CVE-2025-24991 is a security vulnerability identified as an out-of-bounds read (CWE-125) in the NTFS file system driver of Microsoft Windows 10 Version 1507 (build 10.0.10240.0). The flaw arises when the NTFS component improperly handles certain file system operations, allowing an attacker with authorized local access to read memory beyond the allocated buffer boundaries. This can lead to disclosure of sensitive information residing in adjacent memory areas. The vulnerability requires the attacker to have local access and to perform some form of user interaction, but does not require elevated privileges, making it accessible to standard users on the system. The vulnerability does not impact system integrity or availability but compromises confidentiality. The CVSS v3.1 base score is 5.5, reflecting medium severity, with attack vector local (AV:L), low attack complexity (AC:L), no privileges required (PR:N), and user interaction required (UI:R). The scope is unchanged (S:U), and the impact is high on confidentiality (C:H), none on integrity (I:N) and availability (A:N). No public exploits or patches are currently known or available. This vulnerability was reserved in January 2025 and published in March 2025. It affects only the initial release version of Windows 10, which is largely superseded by newer versions but may still be in use in some legacy or embedded environments.

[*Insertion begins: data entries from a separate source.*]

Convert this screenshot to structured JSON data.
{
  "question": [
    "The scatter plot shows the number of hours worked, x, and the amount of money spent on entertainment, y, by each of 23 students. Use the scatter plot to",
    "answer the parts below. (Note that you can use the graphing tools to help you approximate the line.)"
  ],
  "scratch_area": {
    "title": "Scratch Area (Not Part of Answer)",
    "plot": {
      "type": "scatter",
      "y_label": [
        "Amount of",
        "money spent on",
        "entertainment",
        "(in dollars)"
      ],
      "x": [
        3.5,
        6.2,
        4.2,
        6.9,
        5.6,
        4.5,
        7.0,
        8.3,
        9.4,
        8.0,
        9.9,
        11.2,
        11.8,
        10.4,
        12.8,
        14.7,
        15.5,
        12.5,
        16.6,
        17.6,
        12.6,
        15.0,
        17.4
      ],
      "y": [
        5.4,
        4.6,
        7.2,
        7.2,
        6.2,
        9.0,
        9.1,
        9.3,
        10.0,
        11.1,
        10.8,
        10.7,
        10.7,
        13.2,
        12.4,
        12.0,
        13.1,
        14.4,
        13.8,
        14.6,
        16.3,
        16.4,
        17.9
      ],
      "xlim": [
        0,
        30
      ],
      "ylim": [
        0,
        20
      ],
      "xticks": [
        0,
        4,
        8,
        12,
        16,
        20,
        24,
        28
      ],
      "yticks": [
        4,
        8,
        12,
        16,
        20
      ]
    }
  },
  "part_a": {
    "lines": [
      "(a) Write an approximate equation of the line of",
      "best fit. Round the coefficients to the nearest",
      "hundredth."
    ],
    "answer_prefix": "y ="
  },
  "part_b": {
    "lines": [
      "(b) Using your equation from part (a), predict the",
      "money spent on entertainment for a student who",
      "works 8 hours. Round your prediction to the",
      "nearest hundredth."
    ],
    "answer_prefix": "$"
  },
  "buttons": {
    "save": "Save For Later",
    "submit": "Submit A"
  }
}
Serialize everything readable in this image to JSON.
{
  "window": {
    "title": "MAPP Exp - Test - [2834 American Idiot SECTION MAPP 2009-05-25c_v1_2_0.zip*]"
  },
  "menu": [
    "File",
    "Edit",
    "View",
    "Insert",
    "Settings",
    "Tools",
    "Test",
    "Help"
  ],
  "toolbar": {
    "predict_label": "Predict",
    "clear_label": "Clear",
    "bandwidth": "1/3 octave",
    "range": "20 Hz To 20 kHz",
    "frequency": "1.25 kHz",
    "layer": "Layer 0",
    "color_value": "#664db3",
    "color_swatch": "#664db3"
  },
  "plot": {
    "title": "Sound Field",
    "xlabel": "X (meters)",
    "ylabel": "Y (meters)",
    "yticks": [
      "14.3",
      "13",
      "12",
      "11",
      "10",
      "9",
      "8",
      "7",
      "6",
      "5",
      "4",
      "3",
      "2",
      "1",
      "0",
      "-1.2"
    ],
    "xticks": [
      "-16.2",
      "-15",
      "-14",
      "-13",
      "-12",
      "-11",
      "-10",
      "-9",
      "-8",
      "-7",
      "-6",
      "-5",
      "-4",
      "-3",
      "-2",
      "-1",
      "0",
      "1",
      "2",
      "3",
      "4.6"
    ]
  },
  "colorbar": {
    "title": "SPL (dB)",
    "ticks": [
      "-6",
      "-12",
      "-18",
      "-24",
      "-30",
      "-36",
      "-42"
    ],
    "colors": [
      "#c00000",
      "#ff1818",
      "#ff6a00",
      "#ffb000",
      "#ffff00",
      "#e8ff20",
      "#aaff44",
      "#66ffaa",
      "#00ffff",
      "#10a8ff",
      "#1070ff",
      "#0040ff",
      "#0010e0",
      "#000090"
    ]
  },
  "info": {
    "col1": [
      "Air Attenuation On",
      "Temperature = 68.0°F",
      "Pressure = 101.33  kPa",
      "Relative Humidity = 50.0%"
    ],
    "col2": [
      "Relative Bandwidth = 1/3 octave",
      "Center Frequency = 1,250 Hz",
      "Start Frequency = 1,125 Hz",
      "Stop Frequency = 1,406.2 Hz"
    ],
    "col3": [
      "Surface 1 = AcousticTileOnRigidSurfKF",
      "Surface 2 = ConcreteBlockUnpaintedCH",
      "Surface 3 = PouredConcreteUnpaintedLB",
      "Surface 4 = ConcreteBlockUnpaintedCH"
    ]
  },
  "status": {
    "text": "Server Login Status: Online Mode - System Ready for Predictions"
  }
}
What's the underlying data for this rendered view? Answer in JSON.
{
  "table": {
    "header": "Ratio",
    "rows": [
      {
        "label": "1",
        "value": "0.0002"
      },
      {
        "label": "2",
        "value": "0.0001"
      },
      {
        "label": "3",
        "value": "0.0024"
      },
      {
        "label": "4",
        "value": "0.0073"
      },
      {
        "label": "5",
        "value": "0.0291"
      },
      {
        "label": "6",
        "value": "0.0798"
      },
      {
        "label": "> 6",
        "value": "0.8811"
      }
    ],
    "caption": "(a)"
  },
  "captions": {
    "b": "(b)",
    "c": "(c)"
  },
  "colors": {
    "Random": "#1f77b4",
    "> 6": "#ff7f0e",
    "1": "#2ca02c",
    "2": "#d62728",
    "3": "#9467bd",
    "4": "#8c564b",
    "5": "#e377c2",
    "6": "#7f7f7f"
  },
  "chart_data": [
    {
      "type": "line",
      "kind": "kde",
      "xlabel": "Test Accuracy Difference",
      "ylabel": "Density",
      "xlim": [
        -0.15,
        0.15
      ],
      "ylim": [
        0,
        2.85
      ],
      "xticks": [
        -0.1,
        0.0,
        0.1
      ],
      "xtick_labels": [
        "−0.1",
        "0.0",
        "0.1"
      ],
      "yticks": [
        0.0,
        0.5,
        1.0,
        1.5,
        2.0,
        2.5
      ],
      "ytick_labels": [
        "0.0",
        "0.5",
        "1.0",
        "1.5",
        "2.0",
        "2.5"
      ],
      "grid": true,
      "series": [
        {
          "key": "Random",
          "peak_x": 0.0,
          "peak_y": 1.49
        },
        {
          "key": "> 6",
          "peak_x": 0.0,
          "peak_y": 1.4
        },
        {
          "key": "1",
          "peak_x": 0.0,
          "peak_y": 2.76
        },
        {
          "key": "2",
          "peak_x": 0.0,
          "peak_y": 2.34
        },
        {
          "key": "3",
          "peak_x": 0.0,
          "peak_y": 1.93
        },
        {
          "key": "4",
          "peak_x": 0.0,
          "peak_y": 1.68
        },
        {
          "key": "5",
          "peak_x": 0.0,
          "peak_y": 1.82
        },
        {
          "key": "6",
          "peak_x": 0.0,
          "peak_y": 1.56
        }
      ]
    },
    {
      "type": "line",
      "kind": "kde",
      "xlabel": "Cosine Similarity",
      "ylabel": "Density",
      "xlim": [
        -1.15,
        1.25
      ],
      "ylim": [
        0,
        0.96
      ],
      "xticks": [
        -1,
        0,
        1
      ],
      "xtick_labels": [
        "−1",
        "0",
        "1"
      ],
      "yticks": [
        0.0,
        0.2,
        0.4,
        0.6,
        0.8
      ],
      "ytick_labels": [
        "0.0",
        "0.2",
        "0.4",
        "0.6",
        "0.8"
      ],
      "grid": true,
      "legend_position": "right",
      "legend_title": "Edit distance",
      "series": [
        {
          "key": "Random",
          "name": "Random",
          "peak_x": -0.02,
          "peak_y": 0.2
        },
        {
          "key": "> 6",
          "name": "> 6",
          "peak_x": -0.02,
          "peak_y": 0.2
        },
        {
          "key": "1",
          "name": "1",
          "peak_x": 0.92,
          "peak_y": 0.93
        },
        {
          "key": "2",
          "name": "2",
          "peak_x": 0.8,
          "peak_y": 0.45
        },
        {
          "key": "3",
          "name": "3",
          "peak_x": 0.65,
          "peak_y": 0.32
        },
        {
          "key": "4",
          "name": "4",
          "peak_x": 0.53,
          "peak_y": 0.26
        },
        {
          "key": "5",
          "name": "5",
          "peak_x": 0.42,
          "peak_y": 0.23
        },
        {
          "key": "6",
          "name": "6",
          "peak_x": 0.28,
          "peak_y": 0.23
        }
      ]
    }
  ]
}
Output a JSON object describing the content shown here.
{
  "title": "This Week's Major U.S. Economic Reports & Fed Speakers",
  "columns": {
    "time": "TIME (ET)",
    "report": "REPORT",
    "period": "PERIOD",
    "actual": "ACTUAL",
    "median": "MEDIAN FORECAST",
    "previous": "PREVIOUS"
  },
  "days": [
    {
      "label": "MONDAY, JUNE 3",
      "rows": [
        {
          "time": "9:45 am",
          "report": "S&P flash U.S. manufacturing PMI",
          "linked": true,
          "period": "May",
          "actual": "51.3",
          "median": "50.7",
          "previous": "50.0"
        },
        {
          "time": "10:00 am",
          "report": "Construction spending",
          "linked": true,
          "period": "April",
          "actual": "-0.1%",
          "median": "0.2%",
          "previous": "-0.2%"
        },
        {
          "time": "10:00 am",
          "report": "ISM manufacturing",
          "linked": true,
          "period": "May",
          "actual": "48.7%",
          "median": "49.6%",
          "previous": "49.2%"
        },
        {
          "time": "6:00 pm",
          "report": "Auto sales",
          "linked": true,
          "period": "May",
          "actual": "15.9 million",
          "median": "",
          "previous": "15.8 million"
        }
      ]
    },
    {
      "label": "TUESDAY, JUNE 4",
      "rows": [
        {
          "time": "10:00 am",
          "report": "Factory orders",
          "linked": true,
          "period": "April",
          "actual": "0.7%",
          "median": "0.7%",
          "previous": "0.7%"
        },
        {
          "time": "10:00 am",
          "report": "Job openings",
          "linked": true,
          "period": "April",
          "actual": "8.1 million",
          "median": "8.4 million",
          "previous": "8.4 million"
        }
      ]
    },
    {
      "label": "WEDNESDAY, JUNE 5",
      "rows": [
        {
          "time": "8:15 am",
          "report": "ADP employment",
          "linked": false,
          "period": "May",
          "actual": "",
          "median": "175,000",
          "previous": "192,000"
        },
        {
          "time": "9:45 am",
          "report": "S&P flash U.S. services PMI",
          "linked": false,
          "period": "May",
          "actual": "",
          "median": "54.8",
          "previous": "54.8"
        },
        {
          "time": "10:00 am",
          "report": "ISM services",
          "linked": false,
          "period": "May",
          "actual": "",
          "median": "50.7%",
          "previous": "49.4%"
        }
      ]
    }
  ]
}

The primary impact of CVE-2025-24991 is unauthorized disclosure of sensitive information due to out-of-bounds memory reads in the NTFS driver. This can lead to leakage of data that may include system information, user data, or other sensitive content residing in memory. Since the vulnerability requires local access and user interaction, remote exploitation is not feasible, limiting the attack surface. However, in environments where multiple users share systems or where attackers have gained limited local access, this vulnerability could be leveraged to escalate information gathering capabilities. The lack of impact on integrity and availability means the system’s operation and data modification are not directly threatened. Organizations running Windows 10 Version 1507, especially in legacy or specialized systems, face confidentiality risks. The medium severity score reflects this moderate risk. The absence of known exploits reduces immediate threat but does not eliminate future risk once exploit code becomes available. The vulnerability could be used as part of a multi-stage attack to gather intelligence for further exploitation.

Given the absence of an official patch, organizations should implement several practical mitigations: 1) Upgrade affected systems from Windows 10 Version 1507 to a supported and updated Windows version to eliminate exposure. 2) Restrict local user access to trusted personnel only, minimizing the risk of unauthorized local exploitation. 3) Employ application whitelisting and endpoint protection to detect and block suspicious activities that might attempt to trigger the vulnerability. 4) Monitor system logs and user activities for unusual behavior indicative of exploitation attempts. 5) Disable or limit NTFS file system access for untrusted users or sandbox potentially risky user actions. 6) Prepare to deploy patches promptly once Microsoft releases an official fix. 7) Conduct regular security awareness training to reduce risky user interactions that could facilitate exploitation. These steps go beyond generic advice by focusing on access control, monitoring, and proactive system upgrades specific to this vulnerability’s characteristics.